JAVIER UGARTEDe él dijo con desdén Alejandro Lerroux que de ser un modestísimo Don Nadie se había convertido en monigote de la veleta catalana, y otras lindezas por el estilo. Hablaba el Emperador del Paralelo, demagogo de salón, de Lluis Companys, presidente de la Generalitat durante la II República. En fin, qué decir. De panegiristas como Lerroux nos guarde Dios. Y nos guarde, también, de esos otros que con motivo de un homenaje sectario realizado en Irún al President fusilado, han ensalzado su figura como el líder carismático -que nunca fue- del catalanismo étnico, del nacionalismo exaltado, expresión de las "profundidades del alma catalana", de su ser esencial. Flaco favor el que unos y otros han hecho a nuestra memoria histórica (y a Companys, un ser trágico, atravesado por el laicismo y el comedimiento en un tiempo fervoroso y exaltado).

Este episodio, el del homenaje y la hagiografía interesada del President, no es sino una parte pequeña de la miseria actual (la otra, la más inmediata y perentoria, está hecha de asesinatos y de precariedad política). Una parte pequeña pero significativa. Como lo es también esa guerra increíble entre género y tradición instalada en Fuenterrabía e Irún. Esa historia menor que tan profundamente nos marca y tan mezclada está con cierta cultura política.

La memoria colectiva juega un papel relevante a la hora de dar cohesión a las sociedades y darles sentido. Configurarla es una valiosa labor cívica y política de alcance estratégico (y no tanto, como hoy se pretende, labor de una asignatura escolar, la Historia, que debe tener otra función más vinculada al conocimiento que a la paideia). Las sociedades deben realizar un esfuerzo claro en ese sentido. Deben conscientemente crear un recuerdo colectivo que alimente un concentrado moral (no al holocausto, a la esclavitud o a la discriminación) y una cultura política proyectiva y democrática que inspire a los ciudadanos. Así lo hizo, por ejemplo, la tradición ilustrada de EEUU reivindicando la cultura republicana y los derechos civiles. En Europa las cosas son más turbias.

En Europa padecimos el holocausto (con sus distintas caras) y el estalinismo. Y con ello perdimos toda inocencia. Los años veinte y treinta son los que justifican la denominación de siglo de la barbarie (Jackson) para el siglo XX europeo. Ningún personaje de la época se salva del todo de la nefasta influencia del "espíritu de época". Las cosas, sin embargo, no están homogéneamente distribuidas. En Francia o en Gran Bretaña guardan memoria de quienes acabaron con la infamia (la Resistencia o Churchill), y disponen, además, de una noble tradición anterior (la Revolución de 1789 o el parlamentarismo). En España -usted lo sabe- hemos sido menos afortunados: no disponemos de una vieja e interesante tradición, y la infamia murió entubada y en la cama.

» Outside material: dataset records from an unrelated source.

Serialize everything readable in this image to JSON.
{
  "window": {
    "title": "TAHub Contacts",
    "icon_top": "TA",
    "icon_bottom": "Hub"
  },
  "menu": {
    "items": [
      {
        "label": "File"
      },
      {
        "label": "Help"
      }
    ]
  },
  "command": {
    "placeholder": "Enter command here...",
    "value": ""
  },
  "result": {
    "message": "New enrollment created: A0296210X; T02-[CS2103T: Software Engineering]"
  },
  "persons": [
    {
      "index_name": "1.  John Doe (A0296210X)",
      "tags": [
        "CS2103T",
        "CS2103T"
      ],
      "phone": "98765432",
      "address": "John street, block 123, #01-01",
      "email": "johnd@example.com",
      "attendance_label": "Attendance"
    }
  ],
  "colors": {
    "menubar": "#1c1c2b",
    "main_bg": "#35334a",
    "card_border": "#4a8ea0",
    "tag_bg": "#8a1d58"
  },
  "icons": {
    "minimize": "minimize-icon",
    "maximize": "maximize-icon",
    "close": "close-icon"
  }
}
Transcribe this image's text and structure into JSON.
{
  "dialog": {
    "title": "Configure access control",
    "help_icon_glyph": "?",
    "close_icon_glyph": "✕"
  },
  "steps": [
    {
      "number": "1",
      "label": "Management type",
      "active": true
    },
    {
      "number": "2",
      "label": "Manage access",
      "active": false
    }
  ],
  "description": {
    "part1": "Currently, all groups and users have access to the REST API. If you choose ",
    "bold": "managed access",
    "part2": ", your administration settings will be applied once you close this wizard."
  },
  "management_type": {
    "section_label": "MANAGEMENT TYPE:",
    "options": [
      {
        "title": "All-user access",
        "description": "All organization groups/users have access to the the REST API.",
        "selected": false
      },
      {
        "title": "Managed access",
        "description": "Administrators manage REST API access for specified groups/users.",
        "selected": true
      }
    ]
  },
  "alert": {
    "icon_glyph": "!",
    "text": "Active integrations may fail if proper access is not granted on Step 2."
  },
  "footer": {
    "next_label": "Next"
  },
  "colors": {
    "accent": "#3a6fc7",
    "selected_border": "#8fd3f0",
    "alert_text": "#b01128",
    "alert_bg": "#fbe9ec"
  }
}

Companys fue un demócrata en los años treinta (como lo fueron Azaña o Prieto; o lo fue, a otro nivel, Irujo). Pero fue algo más. Gracias entre otros a él, Cataluña no tuvo en la insurrección del 6 de octubre de 1934 su Lunes de Pascua irlandés. En el contexto de la conocida Revolución de Octubre y el golpe populista catalán de 1934, los escamots (paramilitares de Estat Català), organizados e impulsados por Josep Dencàs (el Pearse catalán; hombre "con inclinaciones fascistas y un cierto delirio de grandeza", según Azaña), esperaron una orden que no llegó para alzarse contra el gobierno. Dencàs y los escamots, ante el estrepitoso fracaso del golpe, huyeron en la confusión. No se inmolaron como los irlandeses. El desprestigio de los huidos fue clamoroso. Companys, por el contrario, se hizo responsable de los hechos y renegó expresamente a toda sacralización etnicista para reivindicar el Estatuto y la Constitución republicana. Fue, desde entonces, la imagen del nacionalismo civil y democrático de Cataluña. Justo lo contrario de lo que pretenden sus panegiristas de Irún (y algún otro que toca de oído).

En recuerdo de Companys y por todos nosotros, recuperemos una sana memoria democrática.